Tam olması gereken yerde, bir kapsülün içinde Solaris’te. Çünkü böylesi net bir eser üretmek için bizzat merkezde olması gerekir yazarın. Öylesine merkezdeki gerçek olamayacak kadar. Bir de ilginç anekdot; Philip K. Dick asla inanmadı Stanislaw Lem’in varlığına. Tek bilinçten böylesi eserler çıkması mümkün değildi ona göre. Sovyet Rusya’nın çektiği bir numaraydı Stanislaw Lem. Tıpkı uzay savaşlarında olan biten her şey gibi. Kimileri hastalığına veriyor Dick’in, kimileri Amerikan körlüğüne. Ama pür berrak görünen bir şey var ki Dick’in bu söylemi, inkârı bir yergi veya görmezden gelme değil ancak övgüdür.
NASIL YAZDI?
Modern psikolojik romanın üstüne fantastik ve bilimkurguyu harmanlayarak çıktı Stanislaw Lem. Üstelik hiçbirinden de ödün vermeden gerçekleştirdi bunu. Solaris, yüzde yüz bilim kurgu, yüzde yüz fantastik ve yine yüzde yüz psikolojik bir romandır. Teknik açıdan kat edilen bu başarının yanı sıra üslup bakımından nadir bir atmosferi okura sunacak kaliteye sahip bir eser Solaris.
NE ZAMAN YAZDI?
İlk bilimkurgu ürünlerini 50’li yıllarda üretti Lem.
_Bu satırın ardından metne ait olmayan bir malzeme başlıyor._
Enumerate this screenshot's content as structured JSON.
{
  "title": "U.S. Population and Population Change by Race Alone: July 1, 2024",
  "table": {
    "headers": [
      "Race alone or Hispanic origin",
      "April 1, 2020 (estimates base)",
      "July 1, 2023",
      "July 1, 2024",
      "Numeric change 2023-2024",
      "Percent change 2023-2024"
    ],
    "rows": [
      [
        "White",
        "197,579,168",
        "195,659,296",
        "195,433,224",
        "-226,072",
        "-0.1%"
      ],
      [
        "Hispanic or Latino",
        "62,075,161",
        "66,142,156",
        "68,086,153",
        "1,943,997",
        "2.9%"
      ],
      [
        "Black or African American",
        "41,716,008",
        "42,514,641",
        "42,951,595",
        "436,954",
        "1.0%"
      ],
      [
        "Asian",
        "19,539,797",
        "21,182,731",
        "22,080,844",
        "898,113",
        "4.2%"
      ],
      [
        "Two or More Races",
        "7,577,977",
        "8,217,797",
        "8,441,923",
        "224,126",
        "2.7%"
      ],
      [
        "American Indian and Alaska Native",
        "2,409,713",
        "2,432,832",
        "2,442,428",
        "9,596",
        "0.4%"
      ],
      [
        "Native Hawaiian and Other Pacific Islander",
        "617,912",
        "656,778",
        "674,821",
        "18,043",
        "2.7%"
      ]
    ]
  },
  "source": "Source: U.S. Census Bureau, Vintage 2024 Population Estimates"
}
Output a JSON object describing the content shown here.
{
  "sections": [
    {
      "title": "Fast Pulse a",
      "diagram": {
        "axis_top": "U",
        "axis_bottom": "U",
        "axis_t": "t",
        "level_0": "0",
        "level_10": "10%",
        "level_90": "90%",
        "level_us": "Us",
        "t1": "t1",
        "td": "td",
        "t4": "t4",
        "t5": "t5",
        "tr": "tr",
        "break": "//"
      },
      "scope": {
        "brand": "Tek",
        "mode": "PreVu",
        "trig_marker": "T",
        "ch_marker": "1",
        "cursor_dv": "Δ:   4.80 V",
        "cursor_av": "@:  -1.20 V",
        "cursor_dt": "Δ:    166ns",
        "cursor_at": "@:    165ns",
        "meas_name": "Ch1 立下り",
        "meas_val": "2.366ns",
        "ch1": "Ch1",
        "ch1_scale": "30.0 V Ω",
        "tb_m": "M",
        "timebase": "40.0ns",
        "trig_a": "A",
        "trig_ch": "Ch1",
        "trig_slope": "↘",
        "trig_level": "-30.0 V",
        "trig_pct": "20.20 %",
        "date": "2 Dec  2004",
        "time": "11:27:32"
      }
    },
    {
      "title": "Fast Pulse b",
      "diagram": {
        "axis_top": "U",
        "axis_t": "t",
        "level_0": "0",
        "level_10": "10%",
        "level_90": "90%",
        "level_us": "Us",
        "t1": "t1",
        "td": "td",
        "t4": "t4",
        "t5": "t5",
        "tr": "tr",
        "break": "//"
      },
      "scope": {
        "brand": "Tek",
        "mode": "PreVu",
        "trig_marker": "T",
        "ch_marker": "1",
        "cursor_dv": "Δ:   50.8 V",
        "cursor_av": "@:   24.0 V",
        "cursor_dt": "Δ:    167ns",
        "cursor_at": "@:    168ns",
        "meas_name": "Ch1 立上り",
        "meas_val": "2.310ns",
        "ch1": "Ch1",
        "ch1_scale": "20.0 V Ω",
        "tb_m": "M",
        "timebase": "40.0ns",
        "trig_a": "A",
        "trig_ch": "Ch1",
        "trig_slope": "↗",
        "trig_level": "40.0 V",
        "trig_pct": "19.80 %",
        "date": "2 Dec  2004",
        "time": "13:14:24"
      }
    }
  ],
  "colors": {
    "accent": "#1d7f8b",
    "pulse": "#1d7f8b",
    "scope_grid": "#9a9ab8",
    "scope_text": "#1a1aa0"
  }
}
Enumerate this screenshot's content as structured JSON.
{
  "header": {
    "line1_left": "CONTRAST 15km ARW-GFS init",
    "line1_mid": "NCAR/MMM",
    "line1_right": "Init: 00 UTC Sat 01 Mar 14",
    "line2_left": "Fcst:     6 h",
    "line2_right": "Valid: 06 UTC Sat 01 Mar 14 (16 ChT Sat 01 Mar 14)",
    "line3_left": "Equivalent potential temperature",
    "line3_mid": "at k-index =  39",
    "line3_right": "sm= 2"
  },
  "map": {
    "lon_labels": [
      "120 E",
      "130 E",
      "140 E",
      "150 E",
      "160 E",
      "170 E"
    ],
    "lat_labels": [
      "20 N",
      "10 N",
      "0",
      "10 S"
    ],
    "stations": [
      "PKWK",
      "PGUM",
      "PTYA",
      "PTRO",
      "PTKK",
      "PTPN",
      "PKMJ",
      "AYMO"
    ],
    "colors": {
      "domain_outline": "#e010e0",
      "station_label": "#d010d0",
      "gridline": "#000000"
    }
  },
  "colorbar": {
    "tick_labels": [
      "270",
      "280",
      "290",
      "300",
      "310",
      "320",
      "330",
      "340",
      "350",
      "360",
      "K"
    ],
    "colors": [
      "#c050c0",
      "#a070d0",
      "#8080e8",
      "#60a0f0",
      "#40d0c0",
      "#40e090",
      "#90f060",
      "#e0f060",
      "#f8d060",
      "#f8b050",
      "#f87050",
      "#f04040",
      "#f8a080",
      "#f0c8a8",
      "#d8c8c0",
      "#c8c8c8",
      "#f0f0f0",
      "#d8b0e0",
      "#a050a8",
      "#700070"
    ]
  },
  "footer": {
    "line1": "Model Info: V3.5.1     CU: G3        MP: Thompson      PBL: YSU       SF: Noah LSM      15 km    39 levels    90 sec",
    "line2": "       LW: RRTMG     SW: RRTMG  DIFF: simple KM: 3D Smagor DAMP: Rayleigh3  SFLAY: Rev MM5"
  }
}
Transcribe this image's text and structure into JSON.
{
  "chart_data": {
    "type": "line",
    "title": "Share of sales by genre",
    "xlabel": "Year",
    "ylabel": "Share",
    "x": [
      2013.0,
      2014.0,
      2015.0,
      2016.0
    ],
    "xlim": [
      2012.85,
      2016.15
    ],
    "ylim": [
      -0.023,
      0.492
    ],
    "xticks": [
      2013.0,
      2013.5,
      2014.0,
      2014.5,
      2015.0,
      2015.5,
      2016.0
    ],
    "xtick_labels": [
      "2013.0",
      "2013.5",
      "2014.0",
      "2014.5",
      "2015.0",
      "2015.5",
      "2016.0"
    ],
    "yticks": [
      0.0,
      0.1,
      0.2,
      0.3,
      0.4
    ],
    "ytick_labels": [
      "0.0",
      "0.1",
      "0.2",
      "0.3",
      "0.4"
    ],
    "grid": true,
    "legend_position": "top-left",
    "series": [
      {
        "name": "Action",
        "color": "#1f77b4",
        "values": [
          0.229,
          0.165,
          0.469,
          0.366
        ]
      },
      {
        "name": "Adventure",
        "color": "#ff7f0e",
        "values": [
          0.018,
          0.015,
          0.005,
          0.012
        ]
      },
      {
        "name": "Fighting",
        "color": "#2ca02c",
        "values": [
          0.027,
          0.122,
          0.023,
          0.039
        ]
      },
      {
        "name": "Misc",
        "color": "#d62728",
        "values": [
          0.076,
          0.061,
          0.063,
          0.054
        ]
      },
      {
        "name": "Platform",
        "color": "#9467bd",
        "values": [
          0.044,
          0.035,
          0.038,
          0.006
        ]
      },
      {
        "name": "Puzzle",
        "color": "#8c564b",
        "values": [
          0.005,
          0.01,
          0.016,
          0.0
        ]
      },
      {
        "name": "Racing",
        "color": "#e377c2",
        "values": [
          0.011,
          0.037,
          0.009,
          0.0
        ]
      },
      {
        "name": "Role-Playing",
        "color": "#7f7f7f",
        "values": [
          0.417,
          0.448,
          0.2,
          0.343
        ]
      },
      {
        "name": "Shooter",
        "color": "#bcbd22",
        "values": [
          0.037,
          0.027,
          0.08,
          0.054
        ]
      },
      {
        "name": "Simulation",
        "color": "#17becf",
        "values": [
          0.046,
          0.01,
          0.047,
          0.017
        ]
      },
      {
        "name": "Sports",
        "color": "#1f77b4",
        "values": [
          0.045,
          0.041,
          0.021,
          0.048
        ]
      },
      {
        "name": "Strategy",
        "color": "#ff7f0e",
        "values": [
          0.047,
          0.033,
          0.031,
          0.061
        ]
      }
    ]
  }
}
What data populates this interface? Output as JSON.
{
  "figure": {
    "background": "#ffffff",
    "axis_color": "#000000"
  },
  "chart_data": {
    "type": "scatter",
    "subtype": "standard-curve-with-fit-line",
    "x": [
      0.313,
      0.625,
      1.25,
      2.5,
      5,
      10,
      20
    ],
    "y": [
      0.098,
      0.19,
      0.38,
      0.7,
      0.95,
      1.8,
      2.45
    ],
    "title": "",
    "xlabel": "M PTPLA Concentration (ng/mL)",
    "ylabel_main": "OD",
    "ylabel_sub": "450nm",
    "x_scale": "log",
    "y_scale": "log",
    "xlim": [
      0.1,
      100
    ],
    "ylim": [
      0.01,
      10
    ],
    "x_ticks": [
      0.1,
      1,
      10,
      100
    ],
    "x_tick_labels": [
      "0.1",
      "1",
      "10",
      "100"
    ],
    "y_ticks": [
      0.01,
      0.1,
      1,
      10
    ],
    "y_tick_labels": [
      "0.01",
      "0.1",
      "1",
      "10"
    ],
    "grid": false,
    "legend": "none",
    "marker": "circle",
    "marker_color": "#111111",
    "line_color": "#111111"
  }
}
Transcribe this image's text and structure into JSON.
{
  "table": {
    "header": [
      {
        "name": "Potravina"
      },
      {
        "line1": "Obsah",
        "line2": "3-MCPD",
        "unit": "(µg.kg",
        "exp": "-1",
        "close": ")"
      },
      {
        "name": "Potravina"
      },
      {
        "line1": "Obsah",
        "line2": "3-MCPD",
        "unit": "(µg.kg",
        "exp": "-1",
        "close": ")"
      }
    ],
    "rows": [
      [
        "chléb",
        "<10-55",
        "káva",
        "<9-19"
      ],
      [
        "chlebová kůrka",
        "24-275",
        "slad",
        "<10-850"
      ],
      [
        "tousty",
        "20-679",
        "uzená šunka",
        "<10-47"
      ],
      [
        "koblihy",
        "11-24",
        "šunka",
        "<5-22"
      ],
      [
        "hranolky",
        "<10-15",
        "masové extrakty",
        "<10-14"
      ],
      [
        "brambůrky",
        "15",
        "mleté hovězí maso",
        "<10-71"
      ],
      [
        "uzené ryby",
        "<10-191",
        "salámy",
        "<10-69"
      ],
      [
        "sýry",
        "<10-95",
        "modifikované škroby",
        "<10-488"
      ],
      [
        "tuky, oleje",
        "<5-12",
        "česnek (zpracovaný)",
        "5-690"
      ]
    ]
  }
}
Tarihler 1961’i gösterdiğinde ustalık eseri Solaris’i yazmıştı. Lem’in eserleri kısa sürede 40’tan fazla dile çevrildi ve 20 milyonun üzerinde sattı. 72 senesinde usta yönetmen Andrei Tarkovski talip oldu Solaris’e. Hakkında çok konuşuldu, çok yazıldı. 57 yıl sonra bugün bile Solaris dikkatle bakan okurların gözünden asla kaçmayacak gökyüzündeki o mucizevi gezegen olarak varlığını sürdürüyor.
SOLARIS
Her insan tekinin, en eski acıları, yinelendikçe gülünçleşerek sürekli daha da derinleşen en eski acıları yeni baştan yaşadığı düşüncesine alışmak zorunda mıydık? İnsan varoluşu kendini yinelemek zorunda olabilirdi, buna diyecek yoktu, ama dillere pelesenk olmuş bayat bir ezgi gibi ya da sarhoşun birinin plak dolabına tekliği bastırıp durmadan çaldığı bir şarkı gibi yinelenecekse... Bu sıvı dev yüzlerce insanın canını almıştı. Tüm insan soyu onunla incir çekirdeğini doldurmayacak bir bağ kurabilmek için boşuna çabalamıştı, şimdi de benim ağırlığımı bir toz zerresini umursadığından daha çok umursamıyordu. İki insan bireyinin trajedisine de bir tepki verebileceğini sanmıyordum. Ama yine de bütün etkinliklerinin bir ereği vardı... Doğru, kesinlikle emin değildim, ama belki sonsuz küçüklükte, belki yalnızca düşsel de olsa yine bir fırsatı tepmek olacaktı çekip gitmek... Öyleyse burada, ikimizin de dokunduğu nesnelerin arasında, Rheya’nın da soluduğu havayı soluyarak mı yaşamalıydım artık? Ne adına? Onun dönmesi umuduyla mı? Hiçbir şey ummuyordum. Ama yine de, yine de bir beklentiyle yaşıyordum. O gittiğine göre geriye bu kalmıştı yalnızca. Beni hangi başarıların, hangi gizli alayların, hatta daha hangi işkencelerin beklediğini bilmiyordum. Hiçbir şey bilmiyordum ama amansız mucizeler çağının hâlâ geçmediği inancında direniyordum.